Allen Curnow (born June 17, 1911, Timaru, New Zealand—died September 23, 2001, Auckland) was one of the major modern poets of New Zealand.
The son of an Anglican clergyman, Curnow briefly attended Canterbury College before simultaneously studying theology at the College of St. John the Evangelist in Auckland and attending Auckland University College of the University of New Zealand (later University of Auckland). During that time he began publishing poetry in student journals. In 1933 his first book of poems, Valley of Decision, was issued by Auckland University College’s Student’s Association Press. Though Curnow sat for theological examinations that year, in 1934 he decided against ordination. He published Three Poems in 1935.
During the 1930s and ’40s Curnow worked as a journalist in Christchurch, New Zealand, and briefly (1949) in London. In 1935 he began reporting for the Christchurch The Press, and two years later he started writing light satirical verse for the paper (under the pseudonym Whim Wham). His Whim Wham pieces later appeared in The New Zealand Herald as well. He taught English at the University of Auckland from 1951 to 1976, and he earned a doctorate in literature there in 1966.
Some of Curnow’s early poems were inspired by a personal religious crisis that took place during his studies for the ministry. Other early poems tend toward political or social satire. As his work matured, Curnow’s verse centred more on New Zealand, especially on its history. He sought the broader significance and universal metaphor in both personal and historical events and attempted to articulate a national literary character. Notable collections from this period include Enemies: Poems 1934–36 (1937), Not in Narrow Seas (1939), Island & Time (1941), and Sailing or Drowning (1943). Curnow edited the widely read A Book of New Zealand Verse 1923–45 (1945; rev. ed., 1951), a collection of writing by New Zealanders in which he identified a number of distinctive national themes as New Zealand progressed beyond a strictly colonial identity; it was the first serious study of New Zealand poetry.

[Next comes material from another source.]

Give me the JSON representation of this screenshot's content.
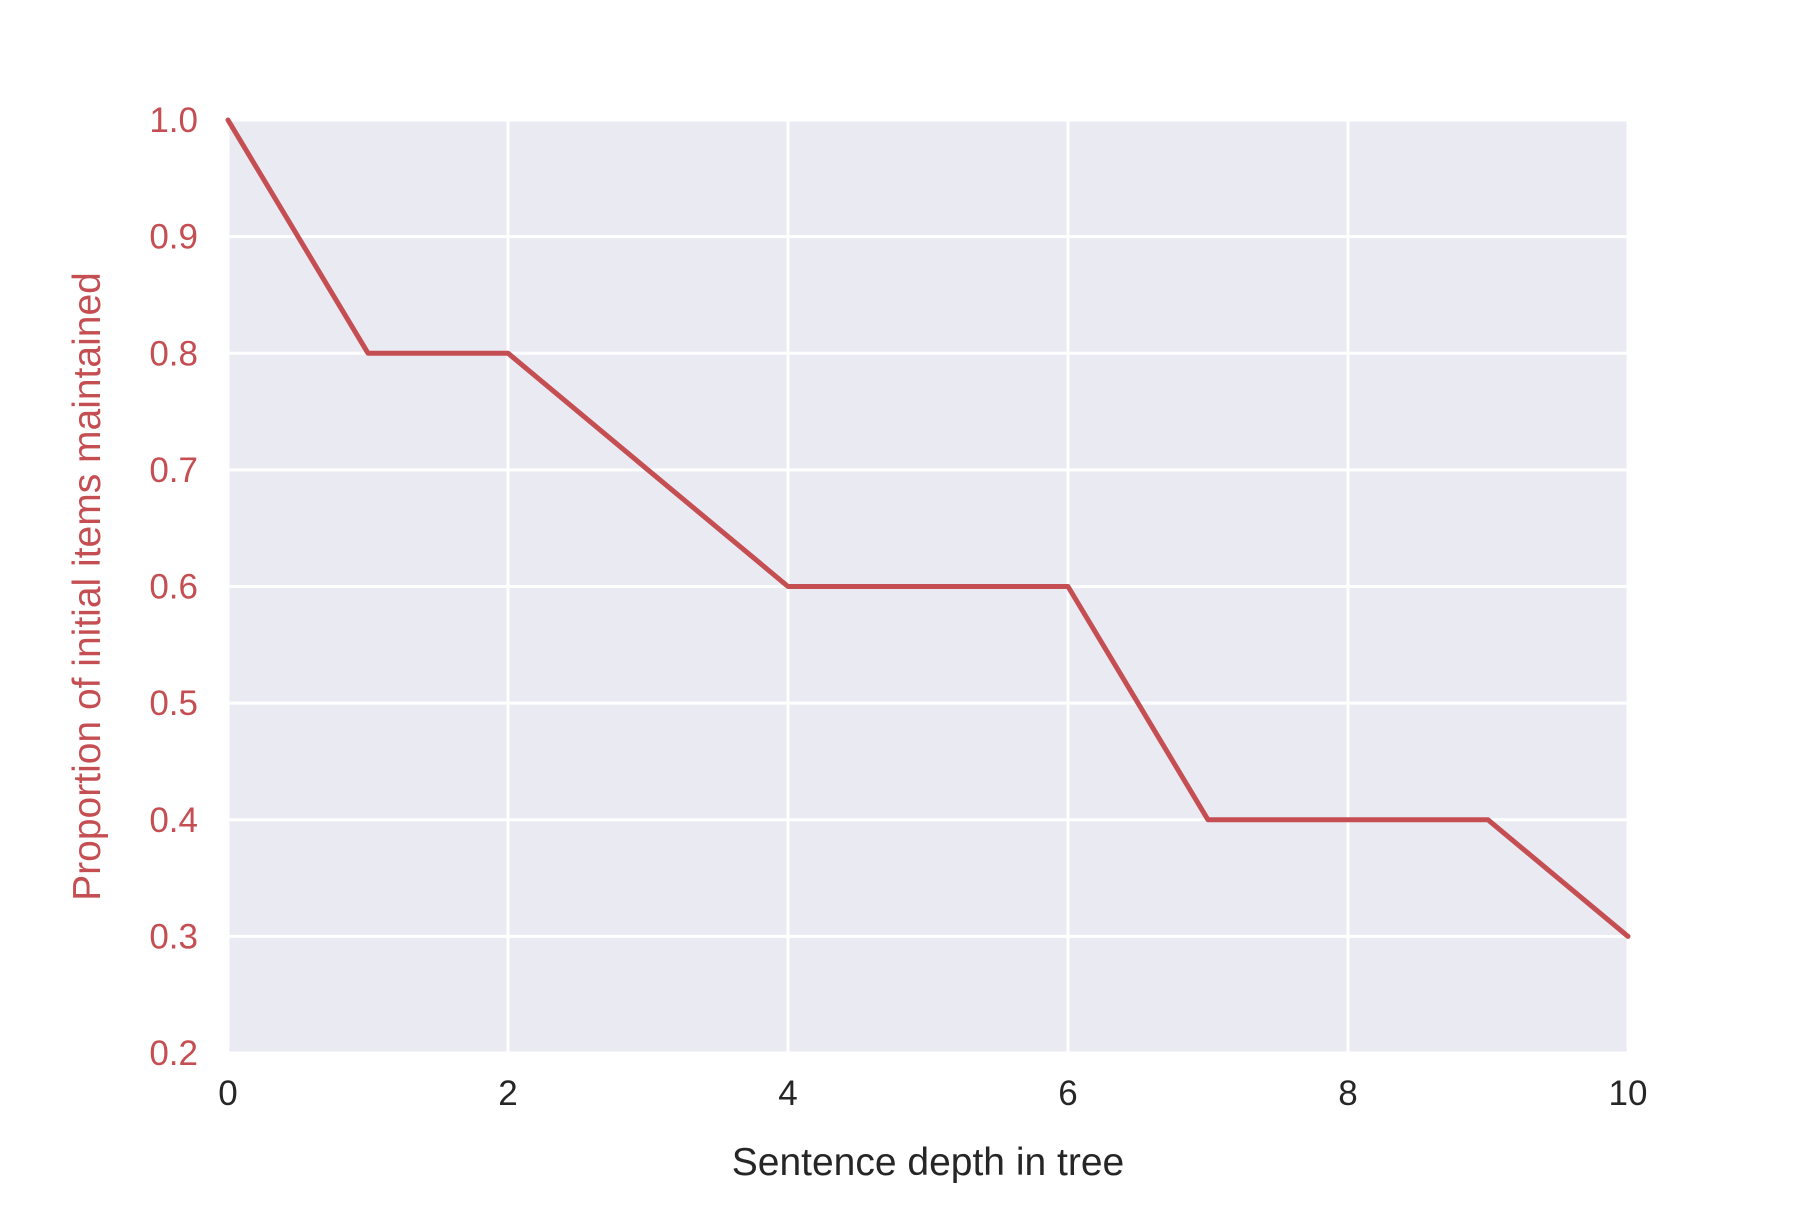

More-personal verse was interspersed in the poems collected in Jack Without Magic (1946), At Dead Low Water and Sonnets (1949), and Poems 1949–1957 (1957). Curnow also edited The Penguin Book of New Zealand Verse (1960). His selections for that volume came under fire from younger poets—such as James K. Baxter, Alistair Campbell, and Louis Johnson—who objected to what they perceived as a dated and attenuated nationalistic emphasis. Curnow’s later collections include A Small Room with Large Windows (1962), Trees, Effigies, Moving Objects (1972), You Will Know When You Get There: Poems 1979–81 (1982), Selected Poems, 1940–1989 (1990), and The Bells of St. Babel’s (2001). The verse that he wrote as Whim Wham was collected in, among other volumes, Whim Wham’s New Zealand: The Best of Whim Wham 1937–1988 (2005). Curnow also wrote a number of plays.
In 1986 Curnow was made Commander of the Order of the British Empire (CBE), and in 1989 he received the Queen’s Gold Medal for Poetry. He was appointed to the Order of New Zealand in 1990.